Given the $250 billion estimate for sales of telecom equipment by the year 2000, you don't have to delve much deeper for a reason why three giants of the PC industry would choose to team up with a stodgy provider of telecommunications equipment and software for phone companies.
The genesis of Nortel's move can be found in last year's merger with data player Bay Networks, a ringing endorsement for an integrated network future.
Nortel today showed off new and expanded relationships with Microsoft, Intel, and HP in order to extend the use of its telecom technology. HP essentially will be a middleman in an effort to create new hardware and software for businesses that want to create a unified messaging system as well as Internet protocol-based services.
The result will be a telecom-focused system based on Intel's chips and Microsoft's Windows NT operating system, according to the companies, bringing Nortel into the PC world. HP executives said they hope to have the technology ready in the second half of this year.
The move is only the latest in a series of initiatives between the telecom equipment industry and systems players as both camps attempt to tackle the needs for differentiated services among ever-expanding service providers and phone carriers. Nortel competitor Lucent Technologies recently made a unified messaging play with Unix systems giant Sun Microsystems.
For Nortel, the alliance allows the firm to shed much of its proprietary baggage, relying on the ubiquitous use of Intel hardware and Microsoft software to give it new opportunities.
"It's not your father's Nortel," said F. William Conner, executive vice president at the company. "It doesn't feel like the same company, and it isn't."
For Intel, HP, and Microsoft, stronger ties with Nortel may mean a larger role for each in the booming networking business. The trio may also help prop up a Canadian firm that has not been known in the past as a mover or a shaker.
"In Nortel, you have a company that wants to respond to market opportunities with increasing speed," noted Geoff Nyheim, director of global consulting at Microsoft. "If [telecom companies] all go at their slow, steady pace, they aren't going to change anything."
"We're here because this is the team that got together to do this," said Platt at today's event. "To date, no one else has."
HP may have to walk a fine line to make both companies happy, particularly since Cisco is counting on HP for important voice-oriented software to make its data equipment more applicable for telecommunications networks.

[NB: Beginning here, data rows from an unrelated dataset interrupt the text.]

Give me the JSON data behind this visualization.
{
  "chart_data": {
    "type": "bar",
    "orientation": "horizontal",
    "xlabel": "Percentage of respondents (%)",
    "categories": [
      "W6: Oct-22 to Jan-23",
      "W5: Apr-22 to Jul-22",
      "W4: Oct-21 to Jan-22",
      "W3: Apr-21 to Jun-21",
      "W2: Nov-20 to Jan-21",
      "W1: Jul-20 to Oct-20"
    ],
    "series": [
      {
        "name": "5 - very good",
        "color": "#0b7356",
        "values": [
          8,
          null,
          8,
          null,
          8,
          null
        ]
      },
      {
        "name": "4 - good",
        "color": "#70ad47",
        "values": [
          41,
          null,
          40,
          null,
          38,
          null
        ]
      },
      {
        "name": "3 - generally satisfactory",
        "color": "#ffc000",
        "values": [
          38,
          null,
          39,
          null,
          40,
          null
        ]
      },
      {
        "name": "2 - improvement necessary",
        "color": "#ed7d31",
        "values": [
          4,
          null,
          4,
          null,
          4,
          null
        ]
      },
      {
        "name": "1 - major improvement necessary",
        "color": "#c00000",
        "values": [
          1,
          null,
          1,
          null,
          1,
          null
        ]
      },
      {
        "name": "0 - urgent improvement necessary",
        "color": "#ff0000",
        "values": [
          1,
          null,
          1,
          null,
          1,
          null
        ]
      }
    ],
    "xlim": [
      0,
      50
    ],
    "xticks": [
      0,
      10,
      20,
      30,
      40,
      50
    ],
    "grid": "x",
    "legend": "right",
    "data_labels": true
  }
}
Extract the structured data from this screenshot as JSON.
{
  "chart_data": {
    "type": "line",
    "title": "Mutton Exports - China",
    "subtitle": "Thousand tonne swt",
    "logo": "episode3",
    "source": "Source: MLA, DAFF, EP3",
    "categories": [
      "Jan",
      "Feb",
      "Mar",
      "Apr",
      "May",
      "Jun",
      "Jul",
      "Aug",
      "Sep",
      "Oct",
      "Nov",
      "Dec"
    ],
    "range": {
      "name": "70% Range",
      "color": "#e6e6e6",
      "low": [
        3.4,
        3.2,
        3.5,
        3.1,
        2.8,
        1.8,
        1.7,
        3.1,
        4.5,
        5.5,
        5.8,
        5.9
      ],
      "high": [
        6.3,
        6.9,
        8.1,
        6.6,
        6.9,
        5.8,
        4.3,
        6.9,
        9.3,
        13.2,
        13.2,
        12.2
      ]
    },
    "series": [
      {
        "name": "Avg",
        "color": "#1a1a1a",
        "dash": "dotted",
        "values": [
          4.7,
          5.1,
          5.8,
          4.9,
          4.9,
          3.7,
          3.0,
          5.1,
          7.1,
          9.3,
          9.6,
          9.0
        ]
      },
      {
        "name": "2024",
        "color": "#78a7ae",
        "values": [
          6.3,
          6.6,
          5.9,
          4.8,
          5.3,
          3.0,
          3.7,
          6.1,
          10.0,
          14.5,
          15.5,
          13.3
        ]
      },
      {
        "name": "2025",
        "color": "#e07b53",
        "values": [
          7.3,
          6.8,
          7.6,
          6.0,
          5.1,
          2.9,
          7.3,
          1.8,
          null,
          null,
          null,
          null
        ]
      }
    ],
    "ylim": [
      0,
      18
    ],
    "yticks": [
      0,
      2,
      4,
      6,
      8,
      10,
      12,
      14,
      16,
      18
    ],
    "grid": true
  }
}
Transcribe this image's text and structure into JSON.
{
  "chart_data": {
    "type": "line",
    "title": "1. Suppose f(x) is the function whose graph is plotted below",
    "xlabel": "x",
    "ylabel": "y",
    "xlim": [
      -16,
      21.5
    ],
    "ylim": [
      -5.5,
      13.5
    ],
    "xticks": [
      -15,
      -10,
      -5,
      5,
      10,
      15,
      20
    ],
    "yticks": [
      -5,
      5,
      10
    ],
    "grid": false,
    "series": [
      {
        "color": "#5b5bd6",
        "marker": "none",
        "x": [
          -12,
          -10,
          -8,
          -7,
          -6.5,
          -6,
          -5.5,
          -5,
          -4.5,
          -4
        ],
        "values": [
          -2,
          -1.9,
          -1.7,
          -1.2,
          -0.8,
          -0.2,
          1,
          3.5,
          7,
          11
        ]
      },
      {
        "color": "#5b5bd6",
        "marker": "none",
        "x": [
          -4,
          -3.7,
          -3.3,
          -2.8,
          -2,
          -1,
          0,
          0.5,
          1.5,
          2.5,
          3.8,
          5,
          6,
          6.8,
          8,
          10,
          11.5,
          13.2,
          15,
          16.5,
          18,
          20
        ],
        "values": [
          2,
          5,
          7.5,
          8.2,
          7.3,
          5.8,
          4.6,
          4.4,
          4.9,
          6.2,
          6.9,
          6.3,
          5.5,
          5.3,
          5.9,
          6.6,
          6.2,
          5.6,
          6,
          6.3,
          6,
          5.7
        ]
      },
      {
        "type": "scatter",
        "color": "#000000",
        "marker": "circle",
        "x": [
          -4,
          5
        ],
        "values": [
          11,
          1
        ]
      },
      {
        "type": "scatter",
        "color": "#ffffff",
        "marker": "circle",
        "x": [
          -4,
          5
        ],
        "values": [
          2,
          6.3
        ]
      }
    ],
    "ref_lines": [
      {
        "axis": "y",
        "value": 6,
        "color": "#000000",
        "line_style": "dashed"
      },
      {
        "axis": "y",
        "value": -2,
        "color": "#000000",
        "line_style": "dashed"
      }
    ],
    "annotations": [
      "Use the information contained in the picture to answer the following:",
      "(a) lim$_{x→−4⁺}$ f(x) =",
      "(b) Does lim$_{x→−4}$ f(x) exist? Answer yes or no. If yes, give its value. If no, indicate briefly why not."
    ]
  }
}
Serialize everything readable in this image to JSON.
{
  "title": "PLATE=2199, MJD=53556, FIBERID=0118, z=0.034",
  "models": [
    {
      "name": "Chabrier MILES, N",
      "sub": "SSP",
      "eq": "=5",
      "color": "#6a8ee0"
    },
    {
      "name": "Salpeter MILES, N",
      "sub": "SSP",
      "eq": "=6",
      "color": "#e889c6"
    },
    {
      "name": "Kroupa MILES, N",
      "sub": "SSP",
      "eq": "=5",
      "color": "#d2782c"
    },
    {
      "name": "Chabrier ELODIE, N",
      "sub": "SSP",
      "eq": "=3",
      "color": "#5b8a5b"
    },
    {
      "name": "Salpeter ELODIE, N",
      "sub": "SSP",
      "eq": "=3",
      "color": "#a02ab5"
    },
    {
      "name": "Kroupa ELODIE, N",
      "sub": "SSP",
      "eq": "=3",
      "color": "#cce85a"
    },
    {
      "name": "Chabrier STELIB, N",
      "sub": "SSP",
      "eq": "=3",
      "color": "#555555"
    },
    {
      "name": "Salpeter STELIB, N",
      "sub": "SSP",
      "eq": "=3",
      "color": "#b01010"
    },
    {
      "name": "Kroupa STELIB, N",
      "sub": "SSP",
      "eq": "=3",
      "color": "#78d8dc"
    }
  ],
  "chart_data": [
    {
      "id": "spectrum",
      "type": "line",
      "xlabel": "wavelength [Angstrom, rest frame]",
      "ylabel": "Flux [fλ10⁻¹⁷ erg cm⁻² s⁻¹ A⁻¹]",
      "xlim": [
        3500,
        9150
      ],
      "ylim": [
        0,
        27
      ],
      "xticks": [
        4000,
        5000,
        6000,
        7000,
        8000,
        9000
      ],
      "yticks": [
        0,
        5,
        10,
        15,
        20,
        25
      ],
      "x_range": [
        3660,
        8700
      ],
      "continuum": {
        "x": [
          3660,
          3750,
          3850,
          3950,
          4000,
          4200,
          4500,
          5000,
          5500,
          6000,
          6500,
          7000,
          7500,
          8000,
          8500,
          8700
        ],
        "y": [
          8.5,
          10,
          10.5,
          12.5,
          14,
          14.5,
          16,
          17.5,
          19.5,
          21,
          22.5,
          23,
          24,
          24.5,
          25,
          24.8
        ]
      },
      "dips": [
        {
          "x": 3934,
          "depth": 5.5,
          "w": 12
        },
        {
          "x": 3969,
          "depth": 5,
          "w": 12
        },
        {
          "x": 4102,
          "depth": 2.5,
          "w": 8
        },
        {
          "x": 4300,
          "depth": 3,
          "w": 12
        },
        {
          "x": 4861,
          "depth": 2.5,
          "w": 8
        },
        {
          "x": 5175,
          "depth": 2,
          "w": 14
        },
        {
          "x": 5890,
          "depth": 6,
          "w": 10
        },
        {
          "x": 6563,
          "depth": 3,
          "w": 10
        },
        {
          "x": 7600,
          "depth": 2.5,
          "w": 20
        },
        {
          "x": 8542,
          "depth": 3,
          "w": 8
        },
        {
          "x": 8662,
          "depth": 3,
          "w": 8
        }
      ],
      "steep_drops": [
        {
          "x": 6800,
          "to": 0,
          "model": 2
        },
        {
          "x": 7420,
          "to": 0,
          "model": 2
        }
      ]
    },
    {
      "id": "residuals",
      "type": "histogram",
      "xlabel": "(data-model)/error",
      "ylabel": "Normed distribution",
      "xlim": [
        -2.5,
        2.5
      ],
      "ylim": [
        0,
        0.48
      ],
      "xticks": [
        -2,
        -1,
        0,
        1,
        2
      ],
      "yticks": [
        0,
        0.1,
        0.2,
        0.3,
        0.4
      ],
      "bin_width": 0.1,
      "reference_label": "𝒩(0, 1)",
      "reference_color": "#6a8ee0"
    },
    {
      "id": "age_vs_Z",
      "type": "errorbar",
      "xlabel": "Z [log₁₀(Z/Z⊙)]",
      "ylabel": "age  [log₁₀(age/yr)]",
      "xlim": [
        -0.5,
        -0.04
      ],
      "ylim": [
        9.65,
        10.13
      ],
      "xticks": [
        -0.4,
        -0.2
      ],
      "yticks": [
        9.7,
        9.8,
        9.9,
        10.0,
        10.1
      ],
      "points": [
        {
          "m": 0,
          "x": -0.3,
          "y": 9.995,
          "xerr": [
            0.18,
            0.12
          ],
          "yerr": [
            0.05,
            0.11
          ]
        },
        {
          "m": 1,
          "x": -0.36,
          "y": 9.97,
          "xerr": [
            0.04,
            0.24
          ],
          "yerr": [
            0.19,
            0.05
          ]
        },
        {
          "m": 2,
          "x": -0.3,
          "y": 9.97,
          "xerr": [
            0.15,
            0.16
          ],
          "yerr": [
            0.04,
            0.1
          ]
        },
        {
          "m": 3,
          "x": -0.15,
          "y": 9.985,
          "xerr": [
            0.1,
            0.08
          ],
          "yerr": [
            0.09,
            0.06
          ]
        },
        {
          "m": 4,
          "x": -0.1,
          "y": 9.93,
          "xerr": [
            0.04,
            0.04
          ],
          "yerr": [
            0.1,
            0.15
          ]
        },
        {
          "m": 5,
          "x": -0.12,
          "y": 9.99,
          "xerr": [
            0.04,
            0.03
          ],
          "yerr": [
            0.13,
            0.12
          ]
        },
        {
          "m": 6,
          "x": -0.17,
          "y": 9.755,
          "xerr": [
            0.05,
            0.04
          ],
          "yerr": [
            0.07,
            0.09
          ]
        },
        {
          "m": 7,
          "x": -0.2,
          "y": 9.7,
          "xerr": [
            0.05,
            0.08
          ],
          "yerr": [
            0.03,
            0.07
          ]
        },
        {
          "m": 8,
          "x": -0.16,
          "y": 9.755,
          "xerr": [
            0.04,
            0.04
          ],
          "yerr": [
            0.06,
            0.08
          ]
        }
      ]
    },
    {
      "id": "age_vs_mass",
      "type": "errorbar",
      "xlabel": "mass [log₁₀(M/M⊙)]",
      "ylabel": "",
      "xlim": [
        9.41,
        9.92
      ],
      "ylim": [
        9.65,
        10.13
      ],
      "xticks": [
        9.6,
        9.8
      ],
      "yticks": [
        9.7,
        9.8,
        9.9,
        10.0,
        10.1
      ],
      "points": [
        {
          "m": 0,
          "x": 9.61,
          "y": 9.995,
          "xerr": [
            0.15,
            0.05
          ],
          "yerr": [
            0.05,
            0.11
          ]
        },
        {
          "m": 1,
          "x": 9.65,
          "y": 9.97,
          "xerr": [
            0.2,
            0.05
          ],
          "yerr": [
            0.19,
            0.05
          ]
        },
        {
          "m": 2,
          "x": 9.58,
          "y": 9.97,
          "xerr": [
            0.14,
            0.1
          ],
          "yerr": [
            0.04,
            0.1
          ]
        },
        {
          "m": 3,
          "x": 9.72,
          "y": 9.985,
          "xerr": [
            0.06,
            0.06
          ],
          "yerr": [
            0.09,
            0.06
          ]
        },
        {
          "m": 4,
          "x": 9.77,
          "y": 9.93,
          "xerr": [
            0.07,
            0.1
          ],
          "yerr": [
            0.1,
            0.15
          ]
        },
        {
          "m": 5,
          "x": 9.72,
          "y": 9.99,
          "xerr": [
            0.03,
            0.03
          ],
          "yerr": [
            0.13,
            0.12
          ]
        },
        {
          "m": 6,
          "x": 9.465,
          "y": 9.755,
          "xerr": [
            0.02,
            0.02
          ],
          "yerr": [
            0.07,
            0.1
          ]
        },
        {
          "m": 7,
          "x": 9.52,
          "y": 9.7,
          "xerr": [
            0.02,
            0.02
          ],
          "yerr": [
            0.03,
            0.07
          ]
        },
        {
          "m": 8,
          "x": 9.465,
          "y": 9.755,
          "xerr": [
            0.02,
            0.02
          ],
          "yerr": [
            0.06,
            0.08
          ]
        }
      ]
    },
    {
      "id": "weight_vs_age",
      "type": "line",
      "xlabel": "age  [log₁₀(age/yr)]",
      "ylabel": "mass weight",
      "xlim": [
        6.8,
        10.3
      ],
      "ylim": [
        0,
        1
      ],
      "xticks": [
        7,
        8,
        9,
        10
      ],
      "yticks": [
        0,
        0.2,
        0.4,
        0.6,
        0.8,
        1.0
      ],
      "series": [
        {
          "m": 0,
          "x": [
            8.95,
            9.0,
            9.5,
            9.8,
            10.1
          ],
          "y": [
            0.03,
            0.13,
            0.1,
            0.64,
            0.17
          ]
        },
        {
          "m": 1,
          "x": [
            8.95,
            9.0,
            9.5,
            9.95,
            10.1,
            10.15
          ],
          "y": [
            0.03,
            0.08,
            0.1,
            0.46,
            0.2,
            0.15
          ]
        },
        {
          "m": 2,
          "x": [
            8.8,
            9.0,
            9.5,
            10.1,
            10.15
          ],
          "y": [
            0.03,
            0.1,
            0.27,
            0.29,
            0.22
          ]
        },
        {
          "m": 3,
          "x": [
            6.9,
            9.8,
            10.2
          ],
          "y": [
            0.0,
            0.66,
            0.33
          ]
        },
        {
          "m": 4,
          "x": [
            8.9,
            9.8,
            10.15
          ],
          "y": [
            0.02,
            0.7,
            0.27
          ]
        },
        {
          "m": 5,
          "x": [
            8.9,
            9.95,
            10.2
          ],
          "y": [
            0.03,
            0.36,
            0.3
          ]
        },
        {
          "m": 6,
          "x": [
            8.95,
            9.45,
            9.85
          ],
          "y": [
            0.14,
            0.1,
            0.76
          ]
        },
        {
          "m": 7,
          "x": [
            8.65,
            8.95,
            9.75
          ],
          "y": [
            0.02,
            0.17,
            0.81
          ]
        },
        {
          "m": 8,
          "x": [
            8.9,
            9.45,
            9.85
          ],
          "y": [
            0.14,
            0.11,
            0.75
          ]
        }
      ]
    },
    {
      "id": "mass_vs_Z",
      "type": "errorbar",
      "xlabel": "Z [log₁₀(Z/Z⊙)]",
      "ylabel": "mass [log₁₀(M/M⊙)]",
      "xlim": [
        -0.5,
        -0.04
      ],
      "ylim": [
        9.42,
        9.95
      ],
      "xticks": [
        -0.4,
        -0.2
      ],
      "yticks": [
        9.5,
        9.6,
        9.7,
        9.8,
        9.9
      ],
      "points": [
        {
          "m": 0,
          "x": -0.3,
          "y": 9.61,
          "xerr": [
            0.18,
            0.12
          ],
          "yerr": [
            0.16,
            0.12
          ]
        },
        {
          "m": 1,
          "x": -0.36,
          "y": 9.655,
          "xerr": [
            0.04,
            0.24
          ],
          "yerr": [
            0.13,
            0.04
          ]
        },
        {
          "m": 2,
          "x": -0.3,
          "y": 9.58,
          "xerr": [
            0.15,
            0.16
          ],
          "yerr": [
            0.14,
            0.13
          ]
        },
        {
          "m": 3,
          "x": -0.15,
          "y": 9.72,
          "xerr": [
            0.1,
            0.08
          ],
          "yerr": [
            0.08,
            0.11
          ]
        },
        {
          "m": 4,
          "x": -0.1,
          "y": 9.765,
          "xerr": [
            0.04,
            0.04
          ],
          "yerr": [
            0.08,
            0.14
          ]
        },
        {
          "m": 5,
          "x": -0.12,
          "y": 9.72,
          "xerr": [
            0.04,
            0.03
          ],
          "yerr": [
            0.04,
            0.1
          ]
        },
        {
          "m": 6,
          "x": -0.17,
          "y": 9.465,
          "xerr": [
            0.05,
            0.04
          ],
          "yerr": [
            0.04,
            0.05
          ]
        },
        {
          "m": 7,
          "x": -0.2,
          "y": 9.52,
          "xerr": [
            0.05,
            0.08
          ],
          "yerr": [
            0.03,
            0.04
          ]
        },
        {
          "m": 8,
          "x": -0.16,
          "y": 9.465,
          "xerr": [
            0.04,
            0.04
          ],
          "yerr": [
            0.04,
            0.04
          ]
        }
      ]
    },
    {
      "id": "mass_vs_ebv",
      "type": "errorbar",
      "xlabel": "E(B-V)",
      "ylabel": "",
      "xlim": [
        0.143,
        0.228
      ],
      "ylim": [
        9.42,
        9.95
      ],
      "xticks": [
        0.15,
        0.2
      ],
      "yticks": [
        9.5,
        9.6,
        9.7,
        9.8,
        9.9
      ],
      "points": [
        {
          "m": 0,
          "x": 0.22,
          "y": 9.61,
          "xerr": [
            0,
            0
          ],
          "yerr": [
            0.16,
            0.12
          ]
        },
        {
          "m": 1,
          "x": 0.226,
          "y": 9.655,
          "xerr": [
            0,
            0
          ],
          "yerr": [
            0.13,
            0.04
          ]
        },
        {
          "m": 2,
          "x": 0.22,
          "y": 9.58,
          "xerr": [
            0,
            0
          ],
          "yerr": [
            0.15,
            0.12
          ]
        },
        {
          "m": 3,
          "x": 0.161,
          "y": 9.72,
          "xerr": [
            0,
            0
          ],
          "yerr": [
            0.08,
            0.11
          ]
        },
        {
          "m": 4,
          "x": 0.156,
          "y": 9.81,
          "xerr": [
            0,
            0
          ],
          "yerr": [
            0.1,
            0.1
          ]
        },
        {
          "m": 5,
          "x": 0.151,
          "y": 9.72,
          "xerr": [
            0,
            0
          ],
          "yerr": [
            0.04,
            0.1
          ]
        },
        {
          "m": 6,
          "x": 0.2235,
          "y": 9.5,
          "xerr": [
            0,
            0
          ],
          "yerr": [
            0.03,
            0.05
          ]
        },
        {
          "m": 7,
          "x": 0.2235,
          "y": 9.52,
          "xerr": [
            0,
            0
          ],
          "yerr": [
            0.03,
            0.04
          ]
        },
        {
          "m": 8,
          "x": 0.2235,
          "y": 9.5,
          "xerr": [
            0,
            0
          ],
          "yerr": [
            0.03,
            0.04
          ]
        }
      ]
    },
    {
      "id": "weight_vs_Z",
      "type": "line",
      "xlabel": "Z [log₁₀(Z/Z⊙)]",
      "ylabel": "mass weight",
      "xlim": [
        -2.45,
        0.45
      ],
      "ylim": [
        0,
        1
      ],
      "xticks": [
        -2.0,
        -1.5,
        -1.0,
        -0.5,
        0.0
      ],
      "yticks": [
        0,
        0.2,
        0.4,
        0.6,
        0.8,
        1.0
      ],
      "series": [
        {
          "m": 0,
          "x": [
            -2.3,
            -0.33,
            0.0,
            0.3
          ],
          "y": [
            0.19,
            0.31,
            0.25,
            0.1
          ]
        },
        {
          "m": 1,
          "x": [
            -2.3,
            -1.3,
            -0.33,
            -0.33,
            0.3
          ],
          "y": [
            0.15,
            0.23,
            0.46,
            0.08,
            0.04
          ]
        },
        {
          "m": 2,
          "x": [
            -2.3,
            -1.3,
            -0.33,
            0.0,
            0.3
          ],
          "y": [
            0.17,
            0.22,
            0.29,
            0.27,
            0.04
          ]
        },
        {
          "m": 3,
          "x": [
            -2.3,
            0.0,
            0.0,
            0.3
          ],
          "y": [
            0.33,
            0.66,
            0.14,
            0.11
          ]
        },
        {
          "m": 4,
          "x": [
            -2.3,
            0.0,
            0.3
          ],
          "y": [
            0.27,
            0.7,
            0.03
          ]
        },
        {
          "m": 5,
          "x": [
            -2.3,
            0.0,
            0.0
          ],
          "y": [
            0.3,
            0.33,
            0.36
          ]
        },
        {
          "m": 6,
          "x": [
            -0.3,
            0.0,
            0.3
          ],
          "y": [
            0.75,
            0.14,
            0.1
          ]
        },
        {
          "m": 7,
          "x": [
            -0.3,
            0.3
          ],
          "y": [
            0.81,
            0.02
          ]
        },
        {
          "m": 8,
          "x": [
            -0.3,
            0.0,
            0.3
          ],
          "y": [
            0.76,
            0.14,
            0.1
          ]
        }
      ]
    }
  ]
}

Executives from the computing giant were quick to explain the differences between the work they are planning to do with Nortel and their partnership with Cisco. While the Nortel deal will revolve around making existing telecom tools work better on PC-based systems, the Cisco deal revolves around IP-based technologies and service provider requirements, according to Dan Abouav, director of strategic programs for HP's telecom business unit.
"I don't think there's anything we're doing here that conflicts with what we're doing with Cisco," Abouav said.